Шарифу частенько чудилась картинка, как что-то большое и светло-синее, рассеянное, как утреннее небо, сжималось, сжималось в спичечную коробку, густело темной жижей, облипающей набившиеся в нее скелетики спичек-людей. Это и была вся их жизнь. И стараться самому, в одиночку изменить ее можно было лишь одним способом — завершить жизнь как можно быстрей и циничней.
В свое время Шариф хотел поступать на философский, но вовремя передумал — стоило ли учиться, если с жизнью, по сути, и так все было ясно? Да, умников вокруг расплодилось во множестве, но вопрос засел не в уме, ужас был в том, что, помимо ума, для проживания дано было целое тело. По-настоящему воплотить это тело, достичь истинного бытия можно было в горах, в северных широтах или вот здесь, в спецотряде КГБ.

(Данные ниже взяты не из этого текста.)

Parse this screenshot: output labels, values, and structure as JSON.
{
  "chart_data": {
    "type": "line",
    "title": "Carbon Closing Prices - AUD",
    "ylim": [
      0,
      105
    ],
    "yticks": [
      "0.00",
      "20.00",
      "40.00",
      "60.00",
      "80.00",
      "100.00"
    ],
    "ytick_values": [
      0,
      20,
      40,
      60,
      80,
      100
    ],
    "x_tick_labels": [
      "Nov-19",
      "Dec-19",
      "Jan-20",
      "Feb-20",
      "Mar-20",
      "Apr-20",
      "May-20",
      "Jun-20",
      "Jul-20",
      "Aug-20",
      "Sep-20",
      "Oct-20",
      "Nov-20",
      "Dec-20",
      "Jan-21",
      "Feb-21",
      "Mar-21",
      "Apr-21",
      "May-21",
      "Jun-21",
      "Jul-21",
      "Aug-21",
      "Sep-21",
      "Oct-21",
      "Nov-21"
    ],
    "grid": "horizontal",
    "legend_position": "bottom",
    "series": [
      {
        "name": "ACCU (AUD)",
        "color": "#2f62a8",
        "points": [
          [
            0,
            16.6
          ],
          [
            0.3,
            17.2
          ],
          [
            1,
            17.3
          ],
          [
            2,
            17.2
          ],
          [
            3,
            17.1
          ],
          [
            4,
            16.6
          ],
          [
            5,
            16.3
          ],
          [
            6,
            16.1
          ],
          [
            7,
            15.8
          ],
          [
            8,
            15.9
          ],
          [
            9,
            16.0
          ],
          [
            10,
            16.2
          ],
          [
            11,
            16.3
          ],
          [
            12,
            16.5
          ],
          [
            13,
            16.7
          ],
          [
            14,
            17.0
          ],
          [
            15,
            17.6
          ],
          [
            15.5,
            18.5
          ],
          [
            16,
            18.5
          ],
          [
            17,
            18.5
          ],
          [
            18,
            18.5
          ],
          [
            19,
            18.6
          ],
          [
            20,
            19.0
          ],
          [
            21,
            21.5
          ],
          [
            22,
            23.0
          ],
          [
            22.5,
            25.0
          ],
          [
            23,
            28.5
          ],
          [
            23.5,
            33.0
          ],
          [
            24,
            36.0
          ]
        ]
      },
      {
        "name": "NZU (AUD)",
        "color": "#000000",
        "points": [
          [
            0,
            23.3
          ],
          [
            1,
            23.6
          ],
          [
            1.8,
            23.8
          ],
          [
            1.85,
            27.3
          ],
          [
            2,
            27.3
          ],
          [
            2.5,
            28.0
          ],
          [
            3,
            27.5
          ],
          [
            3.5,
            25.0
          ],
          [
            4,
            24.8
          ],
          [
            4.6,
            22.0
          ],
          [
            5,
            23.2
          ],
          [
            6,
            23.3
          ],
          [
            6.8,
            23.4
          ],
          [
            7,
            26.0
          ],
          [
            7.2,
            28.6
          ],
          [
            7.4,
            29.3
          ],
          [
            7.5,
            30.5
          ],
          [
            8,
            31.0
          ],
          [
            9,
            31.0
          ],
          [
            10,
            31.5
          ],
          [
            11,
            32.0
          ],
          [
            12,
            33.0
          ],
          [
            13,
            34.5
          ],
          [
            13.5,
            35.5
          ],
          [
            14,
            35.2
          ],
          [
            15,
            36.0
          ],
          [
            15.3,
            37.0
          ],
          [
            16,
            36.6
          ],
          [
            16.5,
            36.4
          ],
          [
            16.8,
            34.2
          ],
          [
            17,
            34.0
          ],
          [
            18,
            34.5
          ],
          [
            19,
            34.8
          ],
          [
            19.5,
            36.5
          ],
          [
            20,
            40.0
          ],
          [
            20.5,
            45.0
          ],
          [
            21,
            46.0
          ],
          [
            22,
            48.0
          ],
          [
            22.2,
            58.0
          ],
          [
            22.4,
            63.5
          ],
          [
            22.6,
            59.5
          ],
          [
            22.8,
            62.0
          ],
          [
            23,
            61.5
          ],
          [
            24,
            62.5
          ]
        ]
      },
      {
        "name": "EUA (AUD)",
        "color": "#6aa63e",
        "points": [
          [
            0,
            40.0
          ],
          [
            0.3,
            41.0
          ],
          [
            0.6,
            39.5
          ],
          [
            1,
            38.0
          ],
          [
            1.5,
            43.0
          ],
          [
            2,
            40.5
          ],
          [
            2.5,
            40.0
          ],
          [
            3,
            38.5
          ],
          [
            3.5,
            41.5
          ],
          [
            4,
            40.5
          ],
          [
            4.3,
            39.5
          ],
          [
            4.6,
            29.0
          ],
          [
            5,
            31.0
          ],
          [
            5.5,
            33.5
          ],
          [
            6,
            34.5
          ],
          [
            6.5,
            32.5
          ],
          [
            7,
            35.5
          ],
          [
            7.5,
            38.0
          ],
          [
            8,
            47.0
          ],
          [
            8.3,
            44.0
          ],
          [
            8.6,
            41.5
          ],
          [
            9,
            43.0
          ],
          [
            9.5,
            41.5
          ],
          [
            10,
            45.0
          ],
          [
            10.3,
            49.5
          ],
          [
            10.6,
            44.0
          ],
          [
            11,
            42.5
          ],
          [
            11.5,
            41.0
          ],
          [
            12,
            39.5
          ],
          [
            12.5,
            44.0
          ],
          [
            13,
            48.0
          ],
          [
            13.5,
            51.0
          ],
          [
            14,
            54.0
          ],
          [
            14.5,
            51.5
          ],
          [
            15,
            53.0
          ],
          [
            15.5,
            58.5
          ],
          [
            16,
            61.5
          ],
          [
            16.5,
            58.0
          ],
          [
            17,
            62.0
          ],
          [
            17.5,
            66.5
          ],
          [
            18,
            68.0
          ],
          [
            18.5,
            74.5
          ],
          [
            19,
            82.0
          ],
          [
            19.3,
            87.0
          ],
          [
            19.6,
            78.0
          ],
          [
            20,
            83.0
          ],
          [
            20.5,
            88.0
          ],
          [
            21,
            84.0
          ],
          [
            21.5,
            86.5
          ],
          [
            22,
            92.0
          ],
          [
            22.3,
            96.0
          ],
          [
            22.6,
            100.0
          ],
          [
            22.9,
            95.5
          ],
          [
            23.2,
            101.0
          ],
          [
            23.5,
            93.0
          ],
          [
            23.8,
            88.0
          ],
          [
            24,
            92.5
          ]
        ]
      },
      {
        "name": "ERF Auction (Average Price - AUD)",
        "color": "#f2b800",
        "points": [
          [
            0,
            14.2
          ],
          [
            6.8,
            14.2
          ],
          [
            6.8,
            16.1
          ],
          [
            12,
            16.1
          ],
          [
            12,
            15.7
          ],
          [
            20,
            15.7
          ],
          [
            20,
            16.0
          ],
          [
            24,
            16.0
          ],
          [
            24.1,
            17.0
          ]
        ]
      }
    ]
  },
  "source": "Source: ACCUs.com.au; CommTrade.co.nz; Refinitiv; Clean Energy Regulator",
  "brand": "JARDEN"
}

А еще Шариф рисовал. Оставаясь в одиночестве, он извлекал крохотный блокнот и быстрым жестом выводил на его страничках фигурки, лица. Иногда ни с того ни с сего, произвольно и одиноко из желтоватой глади листа выныривали нога, коготь, зрачок. В блокнотике умещался спичечный коробок этого мира. Такой представлялась Рафу вложенность: существования — в искусство, а уж искусства — в бытие. Случайный созерцатель блокнота наверняка подивился бы ловкой руке рисовальщика, но вряд ли распознал бы в корявом бочонке пива с фаллическим крантиком — командира Барсова, в набычившемся одноглазом танке с острым тонким жалом вместо орудия — Медведева, а в хитро прищурившейся, состроившей самым немыслимым образом фигу боксерской перчатке — боевого товарища Алексея Куркова. И делиться этим своим карманным миром Шарифу не хотелось ни с кем.